О тех, судьбы которых могут быть тебе дороги: А. Белый за городом, беспомощен, пишет, когда попадает в Москву, не знает с чего начать, вдохновенен, затеял огромную вещь — автобиографию — пока пишет детство. — Изумительно. — Слышала отрывки в Союзе Писателей. — Я познакомила с ним Ланна. Это было как паломничество, в тихий снежный день — куда-то в поля.
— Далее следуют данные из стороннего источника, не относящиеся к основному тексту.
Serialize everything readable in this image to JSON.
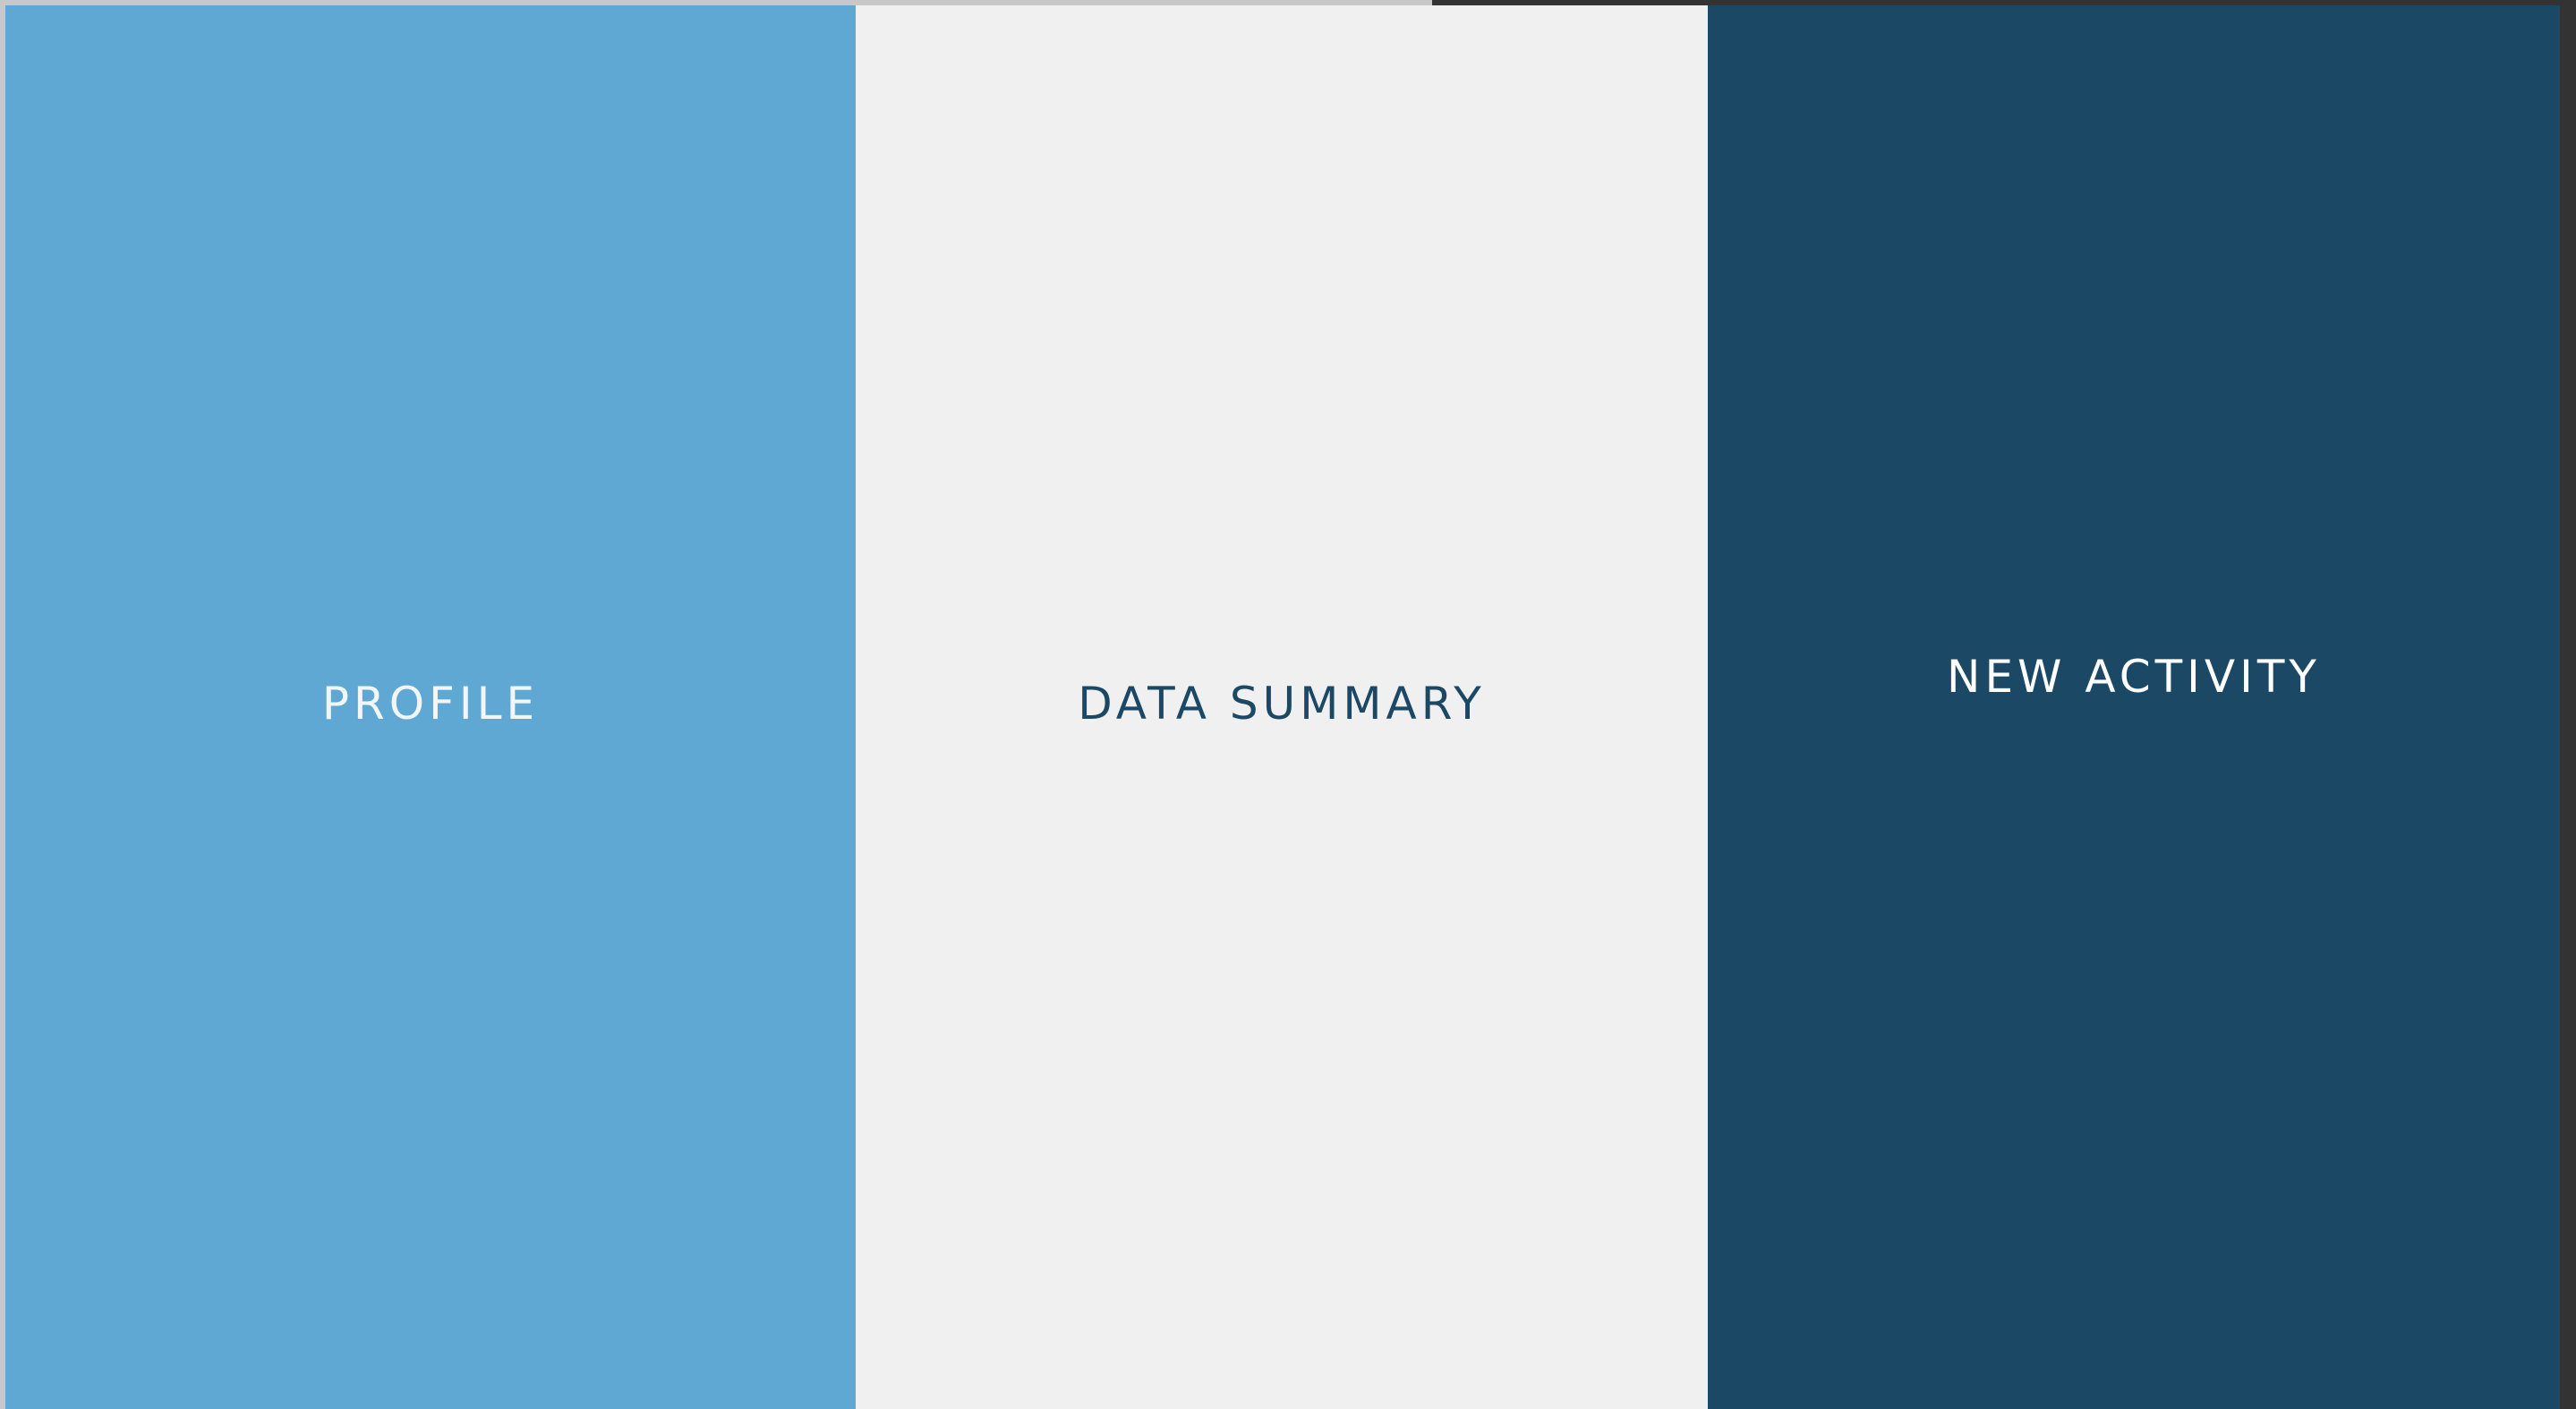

Из поэтов, кажется, не считая уехавшего Б<альмон>та, не служили только мы с ним. (Еще П<астер>нак.) Есть у нас лавка писателей: Б<ердяе>в, Ос<ор>гин, Гр<иф>цов, Дж<ивеле>гов,[113] — всех дешевле продают, сочувственны, человечны. Сейчас в Москве миллиард поэтов, каждый день новое течение, последнее: ничевоки. Читаю в кафе, из поэтов особенно ни с кем не дружу, любила только Б<альмон>та и Вячеслава <Иванова>, оба уехали, эта Москва для меня осиротела. Ф. С<оло>губ в П<етербур>ге не служит, сильно бедствует, гордец. Видела его раз на эстраде — великолепен. Б<рю>сов — гад, — существо продажное (уж и покупать перестали, — должно быть дешево просит!) и жалкое, всюду лезет, все издеваются. У него и Адалис был ребенок, умер.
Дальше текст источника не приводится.